We here at ASKNOD admire the jurisprudence exhibited by the CAVC. They continue to introduce the camel’s nose under the tent. The VA Secretary, in frustration, races from one decision to another trying to evict the camel. Between, Vigil,Grovesand Young, our esteemed Judges at the Court have provided us with precedence to help win our cases. We always enjoy reading these types of decisions as they so rarely come down in the Vet’s favor.

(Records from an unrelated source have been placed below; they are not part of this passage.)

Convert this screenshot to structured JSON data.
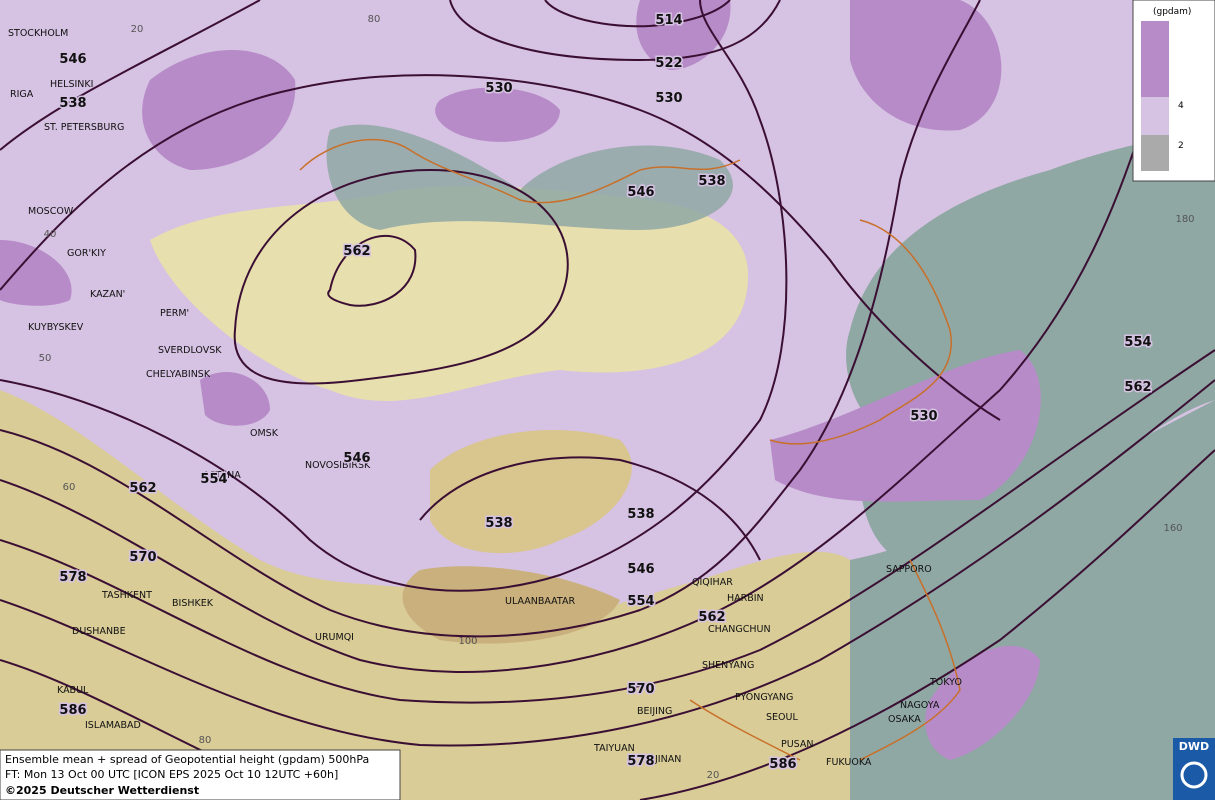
{
  "cities": [
    "STOCKHOLM",
    "HELSINKI",
    "RIGA",
    "ST. PETERSBURG",
    "MOSCOW",
    "GOR'KIY",
    "KAZAN'",
    "PERM'",
    "KUYBYSKEV",
    "SVERDLOVSK",
    "CHELYABINSK",
    "OMSK",
    "ASTANA",
    "NOVOSIBIRSK",
    "TASHKENT",
    "BISHKEK",
    "DUSHANBE",
    "URUMQI",
    "ULAANBAATAR",
    "QIQIHAR",
    "HARBIN",
    "CHANGCHUN",
    "SHENYANG",
    "PYONGYANG",
    "SEOUL",
    "BEIJING",
    "TAIYUAN",
    "JINAN",
    "PUSAN",
    "FUKUOKA",
    "NAGOYA",
    "OSAKA",
    "TOKYO",
    "SAPPORO",
    "KABUL",
    "ISLAMABAD"
  ],
  "contour_labels": [
    546,
    538,
    514,
    522,
    530,
    530,
    546,
    538,
    562,
    546,
    554,
    562,
    570,
    578,
    586,
    538,
    538,
    546,
    554,
    562,
    570,
    578,
    586,
    530,
    554,
    562
  ],
  "graticule_labels": [
    20,
    80,
    40,
    50,
    60,
    100,
    80,
    20,
    180,
    160
  ],
  "legend": {
    "unit": "(gpdam)",
    "ticks": [
      4,
      2
    ]
  },
  "caption": [
    "Ensemble mean + spread of Geopotential height (gpdam) 500hPa",
    "FT: Mon 13 Oct 00 UTC [ICON EPS 2025 Oct 10 12UTC +60h]",
    "©2025 Deutscher Wetterdienst"
  ],
  "logo": "DWD"
}
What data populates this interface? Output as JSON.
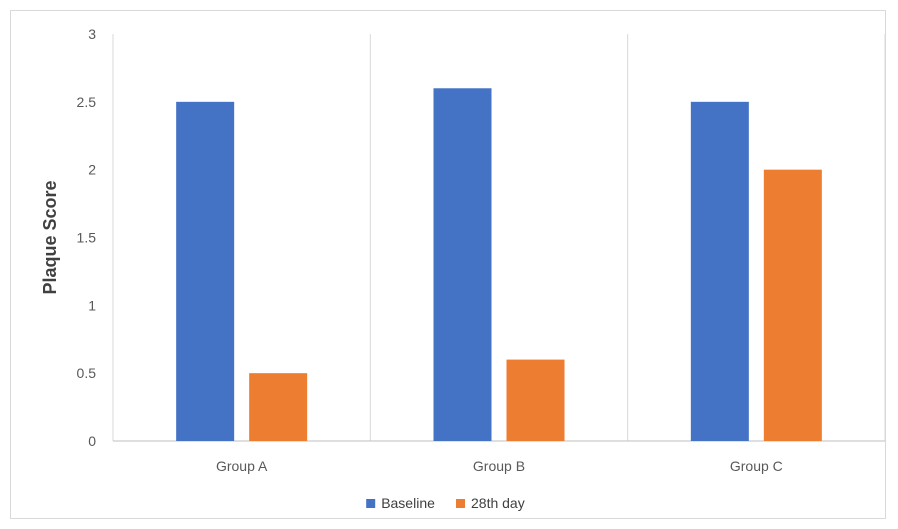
{
  "chart_data": {
    "type": "bar",
    "categories": [
      "Group A",
      "Group B",
      "Group C"
    ],
    "series": [
      {
        "name": "Baseline",
        "values": [
          2.5,
          2.6,
          2.5
        ],
        "color": "#4472C4"
      },
      {
        "name": "28th day",
        "values": [
          0.5,
          0.6,
          2.0
        ],
        "color": "#ED7D31"
      }
    ],
    "title": "",
    "xlabel": "",
    "ylabel": "Plaque Score",
    "ylim": [
      0,
      3
    ],
    "yticks": [
      "0",
      "0.5",
      "1",
      "1.5",
      "2",
      "2.5",
      "3"
    ],
    "grid": {
      "vertical_category_separators": true,
      "horizontal": false
    },
    "legend": "bottom-center"
  }
}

One has to love this paragraph:
Generally, an NOD must be filed within one year from the date of the underlying ROdecision, and if no NOD is filed within the one-year appeal period following the RO decision, the decision will become final. See 38 U.S.C. §§ 7105(b)(1), (c). However, 38 C.F.R. § 3.156 provides a potential exception to this general rule. Pursuant to § 3.156(b), VA must consider any new and material evidence received during the one-year appeal period following an RO decision “as having been filed in connection with the claim which was pending at the beginning of the appeal period.” 38 C.F.R. § 3.156(b) (2008). When VA fails to consider new and material evidence submitted within the one-year appeal period pursuant to § 3.156(b), and that evidence establishes entitlement to the benefit sought, the underlying RO decision does not become final. See Muehl v. West, 13 Vet.App. 159, 161-62 (1999).
This, however, is the clincher (emphasis is ours)
Section 3.156(b) is intended to be a veteran-friendly provision that allows for the assignment of an effective date of the date of the original claim when certain requirements are met. 72 Fed. Reg. 28,778 (May 22, 2007) (explaining that §§ 3.156(b) and 3.400 “provide a claimant-friendly effective date rule for awards based on evidence received while a claim is on appeal or before the appeal period expires”). To accept the Secretary’s position that the Board correctly determined that the September 1996 RO decision was final would be to allow VA to ignore this claimant-friendly provision. It would also create the possibility that VA, by not considering evidence submitted during the one-year appeal period following the RO decision and simply waiting for the RO decision to become final, deprived the appellant of the earlier effective date associated with his December 1995 claim. This would be antithetical to the nonadversarial, claimant-friendly nature of VA proceedings.
This is also another example of the Court curbing its collective tongue and refraining from telling the VA Secretary that he must have been raised by wolves if he continues to come up with these arcane legal arguments that don’t stand up in Court. Ah. How sweet the sound of justice for Vets. Onwards through the fog, gentlemen. Vote for Oat Willie.